И снова протекут года, пока узнают: не болото - а с серебром бежит вода, и закипит тогда работа. Узнают бабы, маету - от родников Горячих, Кислых они носили воду ту на ясеневых коромыслах. Ее в бутылки наливали с изображеньем царских птиц, и за границу отправляли, и в ресторации столиц.
И повалили господа, с кинжалом выставляя руку, зане целебная вода лечила их мигрень и скуку.
Лечился тут один поэт, чеканя строки на булате...
Молчит дуэльный пистолет в его казачьей белой хате.
Кружились листьями года. Росли в Предгорье города. Но прежде только вепря треск, медянки блеск да птичьи хоры. Безбрежно волновался лес, и спали молодые горы.
В громаде каменной брони навстречь ветрам, что с юга дули, как мастодонты, шли они на водопой и здесь уснули. Пророс кочевника скелет. Внизу желто от ярких примул. Цветут шафран и бересклет. Вот тур в полете тело ринул, Звенит капель. И весь апрель зарянки флейтовая трель.
СТАРИННАЯ НОЧЬ
Ночь была светлая, месячная, старинная казачья ночь. Над темными горами плыло казачье солнышко. Далеко внизу мерцали убого и сиро огоньки станицы. Скупо серебренной казацкой шашкой поблескивала, изогнувшись в долине, река - шум ее сюда не долетал. Могучие снежные горы спали, обнявшись с небом.
По узкой дороге чуть не отвесной крутизны медленно сползали стога сена и хвороста - ни коней, ни телег под грузом не видно. Кони садились на круп, как в цирке. Пахло потной сбруей, горячим дегтем, колесной мазью и паленым железом - из-под скользящих ошинованных железом колес, намертво схваченных коваными башмаками тормозов на цепях, летело кремнистое зеленоватое пламя жгутами искр.
Этот огонь злил Федора Синенкина, правившего третьим возом. Ему до смерти хотелось курить, но сзади на арбе, запряженной пряморогими татарскими быками, ехал его отец, дедушка Моисей. Он-то курил бесперечь, и порой ветерок наносил на Федьку, как звал его отец, пахучий дымок турецкого самосада.

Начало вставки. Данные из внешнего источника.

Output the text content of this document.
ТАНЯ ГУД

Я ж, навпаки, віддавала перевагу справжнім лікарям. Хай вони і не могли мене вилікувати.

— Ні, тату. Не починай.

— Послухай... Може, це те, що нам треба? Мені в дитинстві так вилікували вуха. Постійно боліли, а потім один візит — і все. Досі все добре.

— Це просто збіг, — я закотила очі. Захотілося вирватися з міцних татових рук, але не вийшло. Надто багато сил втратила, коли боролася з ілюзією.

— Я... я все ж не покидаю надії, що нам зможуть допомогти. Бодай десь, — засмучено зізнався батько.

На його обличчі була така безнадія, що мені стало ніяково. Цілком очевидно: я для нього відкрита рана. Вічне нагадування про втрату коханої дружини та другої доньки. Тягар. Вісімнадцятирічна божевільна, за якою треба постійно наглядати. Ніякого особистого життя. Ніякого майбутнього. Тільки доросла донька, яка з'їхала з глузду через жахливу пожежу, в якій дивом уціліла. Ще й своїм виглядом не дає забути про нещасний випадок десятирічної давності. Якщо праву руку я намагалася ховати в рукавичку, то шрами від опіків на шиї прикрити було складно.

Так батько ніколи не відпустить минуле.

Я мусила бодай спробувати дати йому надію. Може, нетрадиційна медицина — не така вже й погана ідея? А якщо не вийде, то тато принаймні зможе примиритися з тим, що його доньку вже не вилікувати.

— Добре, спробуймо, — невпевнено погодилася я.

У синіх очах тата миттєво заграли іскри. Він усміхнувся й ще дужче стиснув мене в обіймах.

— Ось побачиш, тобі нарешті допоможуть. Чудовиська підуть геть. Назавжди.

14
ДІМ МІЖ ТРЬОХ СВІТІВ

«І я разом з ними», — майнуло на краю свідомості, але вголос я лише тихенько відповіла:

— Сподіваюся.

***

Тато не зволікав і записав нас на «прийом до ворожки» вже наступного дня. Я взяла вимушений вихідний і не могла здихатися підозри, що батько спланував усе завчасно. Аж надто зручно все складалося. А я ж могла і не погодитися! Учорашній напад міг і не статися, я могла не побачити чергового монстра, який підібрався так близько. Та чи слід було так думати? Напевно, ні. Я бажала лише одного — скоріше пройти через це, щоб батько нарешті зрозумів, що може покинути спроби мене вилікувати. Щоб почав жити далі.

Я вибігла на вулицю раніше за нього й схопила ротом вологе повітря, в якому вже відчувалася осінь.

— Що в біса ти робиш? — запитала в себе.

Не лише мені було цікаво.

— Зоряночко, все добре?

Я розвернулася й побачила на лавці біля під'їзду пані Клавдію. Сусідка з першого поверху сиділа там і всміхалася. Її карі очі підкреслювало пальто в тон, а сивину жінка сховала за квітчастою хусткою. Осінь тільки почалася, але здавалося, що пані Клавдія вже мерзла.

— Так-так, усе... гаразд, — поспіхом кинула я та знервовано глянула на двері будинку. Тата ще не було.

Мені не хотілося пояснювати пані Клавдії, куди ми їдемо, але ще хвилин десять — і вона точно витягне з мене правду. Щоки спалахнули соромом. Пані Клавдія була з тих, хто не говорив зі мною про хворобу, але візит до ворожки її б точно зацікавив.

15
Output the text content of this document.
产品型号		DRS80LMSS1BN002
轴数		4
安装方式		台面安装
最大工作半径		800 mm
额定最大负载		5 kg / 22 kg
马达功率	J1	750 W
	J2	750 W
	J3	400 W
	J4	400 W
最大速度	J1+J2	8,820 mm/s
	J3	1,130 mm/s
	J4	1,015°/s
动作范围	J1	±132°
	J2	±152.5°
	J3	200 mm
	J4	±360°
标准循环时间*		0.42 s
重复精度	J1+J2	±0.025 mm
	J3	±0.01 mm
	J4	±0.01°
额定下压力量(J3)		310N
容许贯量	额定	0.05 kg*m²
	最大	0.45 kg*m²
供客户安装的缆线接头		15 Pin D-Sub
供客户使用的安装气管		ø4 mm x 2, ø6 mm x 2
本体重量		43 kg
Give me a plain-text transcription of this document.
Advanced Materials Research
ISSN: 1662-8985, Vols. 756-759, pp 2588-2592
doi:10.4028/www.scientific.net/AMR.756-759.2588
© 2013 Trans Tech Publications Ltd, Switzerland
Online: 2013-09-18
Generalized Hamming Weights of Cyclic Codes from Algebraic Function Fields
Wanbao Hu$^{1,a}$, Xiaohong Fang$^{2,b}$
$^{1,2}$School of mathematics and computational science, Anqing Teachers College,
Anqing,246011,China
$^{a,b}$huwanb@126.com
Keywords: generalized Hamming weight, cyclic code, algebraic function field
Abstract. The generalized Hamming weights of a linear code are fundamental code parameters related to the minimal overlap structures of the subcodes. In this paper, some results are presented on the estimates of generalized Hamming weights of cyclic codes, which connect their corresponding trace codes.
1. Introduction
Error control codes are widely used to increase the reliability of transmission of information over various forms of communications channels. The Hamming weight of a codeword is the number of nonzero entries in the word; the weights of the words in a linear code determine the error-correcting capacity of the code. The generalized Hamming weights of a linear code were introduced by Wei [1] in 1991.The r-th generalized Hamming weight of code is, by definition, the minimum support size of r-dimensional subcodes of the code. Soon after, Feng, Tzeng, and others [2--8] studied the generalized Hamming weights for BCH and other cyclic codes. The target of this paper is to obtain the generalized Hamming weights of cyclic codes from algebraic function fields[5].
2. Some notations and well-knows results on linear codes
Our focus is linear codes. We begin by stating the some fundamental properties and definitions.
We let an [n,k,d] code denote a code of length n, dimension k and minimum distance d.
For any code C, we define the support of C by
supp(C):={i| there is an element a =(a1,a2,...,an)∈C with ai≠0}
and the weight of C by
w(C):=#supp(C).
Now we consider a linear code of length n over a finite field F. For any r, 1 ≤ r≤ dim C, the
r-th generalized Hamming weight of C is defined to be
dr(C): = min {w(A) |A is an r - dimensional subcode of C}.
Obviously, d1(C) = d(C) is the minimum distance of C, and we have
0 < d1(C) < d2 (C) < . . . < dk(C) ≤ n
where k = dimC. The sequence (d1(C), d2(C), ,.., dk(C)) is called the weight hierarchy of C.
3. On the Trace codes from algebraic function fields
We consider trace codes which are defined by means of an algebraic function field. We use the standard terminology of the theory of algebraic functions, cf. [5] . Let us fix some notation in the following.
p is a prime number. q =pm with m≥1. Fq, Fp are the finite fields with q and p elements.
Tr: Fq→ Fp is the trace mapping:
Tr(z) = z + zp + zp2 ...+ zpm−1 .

Хотя Ф е д ь к е было за сорок, седела широкая борода и его сын служил государю, он не курил при отце, при старших. По заветам старой веры - а Синенкины старообрядцы - курить запрещалось, как и винопийство и бритье бороды. Но вера сдавала - и Моисей, и Федор курили. Федор с пеленок воспитан в презрении к табашникам и бритоусым. В детстве, бывало, увидит человека с трубкой или "козьей ножкой" в зубах - и бежит от него сломя голову, страшно, а на службе, скажи на милость, совратился никонианской травой. Когда это открылось, Моисей хотел застрелить сына "из поганого ружья", но передумал.